Resumindo a temática da aula de hoje em uma frase: "A materialidade da ideologia é o discurso; a materialidade do discurso é a língua/linguagem; e a manifestação concreta da discursividade é o texto." Ou seja, a intenção/ideologia do emissor, materializa-se em um discurso, pontapé inicial para a comunicação. O discurso sistematiza-se e organiza-se ao submeter-se à codificação e nuances da linguagem, enquanto processo/interação.
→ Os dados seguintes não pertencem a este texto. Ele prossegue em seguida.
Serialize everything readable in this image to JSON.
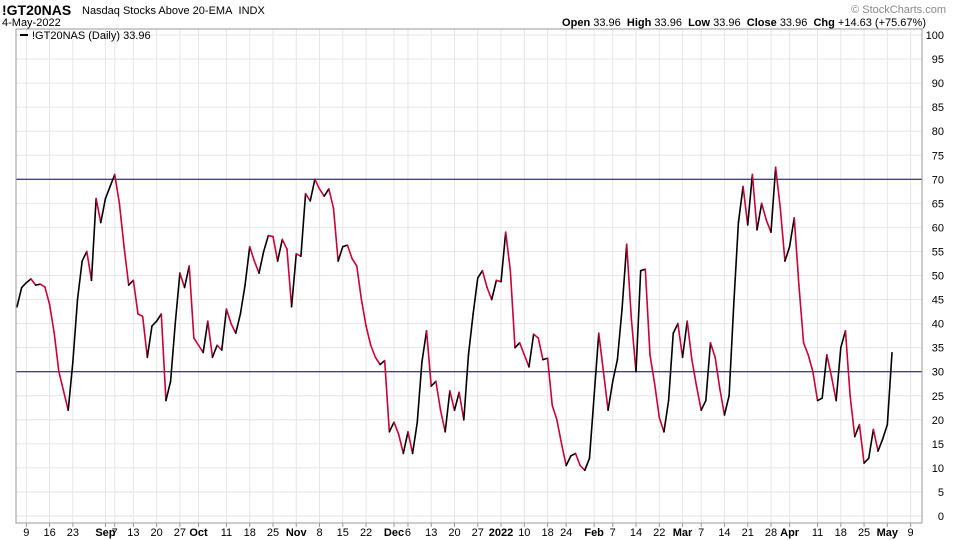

Por sua vez, a linguagem materializa-se, enquanto unidade mínima significativa, no texto.

Encerrou-se a aula fazendo-se uma interpretação do poema "O assassino era o escriba", de Paulo Leminski.

O assassino era o escriba 
Meu professor de análise sintática era o tipo do sujeito
Inexistente.
Um pleonasmo, o principal predicado da sua vida,
regular com um paradigma da primeira conjugação.
Entre uma oração subordinada e um adjunto adverbial,
ele não tinha dúvidas: sempre achava um jeito
assindético de nos torturar com um aposto.
Casou com uma regência.
Foi infeliz.
Era possessivo como um pronome.
E ela era bitransitiva.
Tentou ir para os EUA.
Não deu.
Acharam um artigo indefinido em sua bagagem.
A interjeição do bigode declinava partículas expletivas,
conectivos e agentes da passiva, o tempo todo.
Um dia, matei-o com um objeto direto na cabeça.

No poema, Paulo Leminski utiliza a função metalinguística da linguagem para promover o efeito de humor, promovendo a aproximação entre a temática explorada (o enfadonho estudo de sintaxe da língua portuguesa experimentado pelo eu-lírico e por muitos estudantes) e sua expressão poética.

A adesão do leitor à imagem do professor criada por Leminski é imediata, devido à identificação entre leitor e eu-lírico, muito provavelmente co-experimentadores de um mesmo contexto de aprendizagem formal da gramática/sintaxe.

Marcas - como a forma verbal "era", no título, possivelmente remetendo ao "era uma vez" de alguns contos infantis - permitem classificar o texto como pertencente ao gênero conto/poesia de ficção, por exemplo. A presença  de um narrador, de personagens, de uma sequência ínicio-meio-fim e de uma descrição de personagens seguida por um enredo permitem classificá-lo como pertencente ao tipo "narração".

O elemento de coesão "o", em "matei-o", no último verso, permite a leitor fazer as trajetórias do professor e do aluno no poema. O professor começa como sujeito ("Meu professor", no primeiro verso) e termina como objeto ("matei-o"). O aluno, por sua vez, inicia-se como objeto de tortura do professor e termina como sujeito/autor do crime ("matei").